In raw form, the stones come as rough boulders of any and all sizes. Sold at auction, buyers need experience, and also luck, for the blocks and fragments of stone are sold whole with only some initial grinding to show a small piece of the interior. Buyers have to hope that this little window is representative of the rest of the stone. Whether it is the most valuable green jade or something relatively worthless cannot be seen until after purchase and the cutting process has begun.

The plain boulders are carefully cut open so that the cutter can see the veins of colour in the stone. If he is lucky there will be a high proportion of the most valuable almost transparent emerald green, and all he has to do now is grind off the lesser coloured stone to reveal the gem in its purity. Much of the stone he has purchased is therefore wasted, and it is the skilled cutter who can divide-up his stone to keep the waste to a minimum while enhancing the various jewels he creates.

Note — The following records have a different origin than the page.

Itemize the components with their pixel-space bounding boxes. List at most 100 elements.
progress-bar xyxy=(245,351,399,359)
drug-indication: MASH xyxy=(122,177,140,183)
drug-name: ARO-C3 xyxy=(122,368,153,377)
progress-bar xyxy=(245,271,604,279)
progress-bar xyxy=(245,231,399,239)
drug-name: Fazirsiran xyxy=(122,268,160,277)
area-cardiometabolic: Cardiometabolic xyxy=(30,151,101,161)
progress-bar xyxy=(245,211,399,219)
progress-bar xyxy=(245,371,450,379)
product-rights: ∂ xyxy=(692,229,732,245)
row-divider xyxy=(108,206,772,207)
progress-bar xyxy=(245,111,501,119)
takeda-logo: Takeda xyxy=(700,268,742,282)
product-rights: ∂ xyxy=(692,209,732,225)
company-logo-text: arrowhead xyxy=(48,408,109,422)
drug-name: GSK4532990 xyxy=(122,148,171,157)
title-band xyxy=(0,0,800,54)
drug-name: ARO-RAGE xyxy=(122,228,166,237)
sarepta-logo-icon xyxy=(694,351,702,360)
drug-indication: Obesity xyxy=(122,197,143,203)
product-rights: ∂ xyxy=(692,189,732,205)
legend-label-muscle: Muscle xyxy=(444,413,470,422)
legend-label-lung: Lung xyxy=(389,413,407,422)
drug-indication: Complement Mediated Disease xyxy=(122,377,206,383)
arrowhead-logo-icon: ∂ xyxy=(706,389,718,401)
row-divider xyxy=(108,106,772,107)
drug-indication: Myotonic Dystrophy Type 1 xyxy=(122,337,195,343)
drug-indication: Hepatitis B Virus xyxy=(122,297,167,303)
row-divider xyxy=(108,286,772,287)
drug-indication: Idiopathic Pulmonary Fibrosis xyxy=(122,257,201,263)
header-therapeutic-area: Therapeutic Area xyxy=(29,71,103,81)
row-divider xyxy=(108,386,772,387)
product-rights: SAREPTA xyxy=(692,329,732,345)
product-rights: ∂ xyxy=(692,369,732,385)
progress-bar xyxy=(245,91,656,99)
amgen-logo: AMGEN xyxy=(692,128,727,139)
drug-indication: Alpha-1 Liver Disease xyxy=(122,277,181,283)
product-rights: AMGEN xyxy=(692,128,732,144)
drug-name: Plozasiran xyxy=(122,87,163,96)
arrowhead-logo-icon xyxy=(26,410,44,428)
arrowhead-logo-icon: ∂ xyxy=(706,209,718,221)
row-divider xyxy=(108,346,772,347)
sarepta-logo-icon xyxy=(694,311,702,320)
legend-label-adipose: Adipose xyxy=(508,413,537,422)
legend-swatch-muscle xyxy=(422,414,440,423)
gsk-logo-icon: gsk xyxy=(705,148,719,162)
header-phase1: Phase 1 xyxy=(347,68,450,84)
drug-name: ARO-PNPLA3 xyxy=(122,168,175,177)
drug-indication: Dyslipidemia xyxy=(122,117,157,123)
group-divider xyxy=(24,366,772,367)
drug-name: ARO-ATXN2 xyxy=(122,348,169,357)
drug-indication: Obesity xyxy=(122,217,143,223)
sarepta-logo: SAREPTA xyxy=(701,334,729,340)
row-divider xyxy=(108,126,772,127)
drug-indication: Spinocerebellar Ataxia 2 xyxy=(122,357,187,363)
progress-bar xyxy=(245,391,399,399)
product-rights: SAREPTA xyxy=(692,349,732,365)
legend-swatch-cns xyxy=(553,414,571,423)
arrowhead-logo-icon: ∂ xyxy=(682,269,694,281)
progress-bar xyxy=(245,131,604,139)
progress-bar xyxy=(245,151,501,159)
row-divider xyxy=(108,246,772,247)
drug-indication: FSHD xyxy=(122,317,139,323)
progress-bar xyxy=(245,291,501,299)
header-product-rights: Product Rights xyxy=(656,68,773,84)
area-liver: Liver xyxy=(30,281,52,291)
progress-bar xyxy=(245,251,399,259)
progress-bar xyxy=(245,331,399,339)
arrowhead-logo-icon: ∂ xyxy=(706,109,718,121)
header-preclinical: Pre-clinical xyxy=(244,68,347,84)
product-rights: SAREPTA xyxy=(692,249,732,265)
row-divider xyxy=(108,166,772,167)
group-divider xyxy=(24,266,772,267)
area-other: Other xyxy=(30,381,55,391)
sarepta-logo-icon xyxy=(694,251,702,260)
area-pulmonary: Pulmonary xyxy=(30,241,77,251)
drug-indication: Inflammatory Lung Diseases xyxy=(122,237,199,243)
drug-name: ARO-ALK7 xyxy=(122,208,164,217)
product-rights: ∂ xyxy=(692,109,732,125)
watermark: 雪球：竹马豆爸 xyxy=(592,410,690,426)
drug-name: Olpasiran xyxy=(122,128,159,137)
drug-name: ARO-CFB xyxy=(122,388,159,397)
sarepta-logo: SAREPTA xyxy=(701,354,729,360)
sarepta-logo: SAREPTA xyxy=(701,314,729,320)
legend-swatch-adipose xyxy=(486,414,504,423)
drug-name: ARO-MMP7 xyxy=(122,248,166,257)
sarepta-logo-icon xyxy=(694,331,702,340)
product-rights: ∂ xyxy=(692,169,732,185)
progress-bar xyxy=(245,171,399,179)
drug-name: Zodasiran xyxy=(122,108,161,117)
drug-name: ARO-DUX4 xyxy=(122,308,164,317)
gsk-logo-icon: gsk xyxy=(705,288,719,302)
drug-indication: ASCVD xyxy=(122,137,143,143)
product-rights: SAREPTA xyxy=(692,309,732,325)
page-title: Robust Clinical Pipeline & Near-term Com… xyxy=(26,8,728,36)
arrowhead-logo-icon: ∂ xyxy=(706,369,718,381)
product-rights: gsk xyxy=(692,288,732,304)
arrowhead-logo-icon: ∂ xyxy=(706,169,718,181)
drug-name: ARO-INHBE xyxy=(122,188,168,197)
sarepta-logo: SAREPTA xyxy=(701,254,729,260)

The Chinese believe that a piece of good jade can fight against evil spirits, hence the traditional custom for babies to wear jade.  It is also believed that it reflects one's luck and health condition. The more brilliant and transparent, the healthier and luckier the wearer.

The value of jade is judged by its colour and purity. Emphasis is stressed on the intensity of the colour and the way it is distributed, the texture, the clarity and transparency. The most evenly distributed green, that shines through at the edges, can fetch a very high price. Nevertheless, gem stones containing veins, resulting in apparent blemishes and streaks running through the stones, can be just as valuable, as these can be considered beautiful in their own right, or if used to inspire any subsequent carving.  Good jade is very expensive indeed. Antique jade gets its value from the skill of the carver and its antiquity as much as the gem-like properties of the stone. Valuing jade is not something the amateur should contemplate.

After certain coloured diamonds, the best jade is the most valuable gem stone, even over rubies and sapphires. It is said that Montezuma, watching that great thief, Cortez, cutting his swathe through Mexico in search of the gold, said "Thank goodness he doesn't know about the jade"

Buying and collecting Jade has traps for the unwary, so finding and patronising a reputable and knowledgeable merchant is a good first step. Perhaps the best approach would be to begin at one of the great Auction Houses, like Christie's. Their expertise and estimates of market value will put you on the right track while you develop your own eye for quality and price.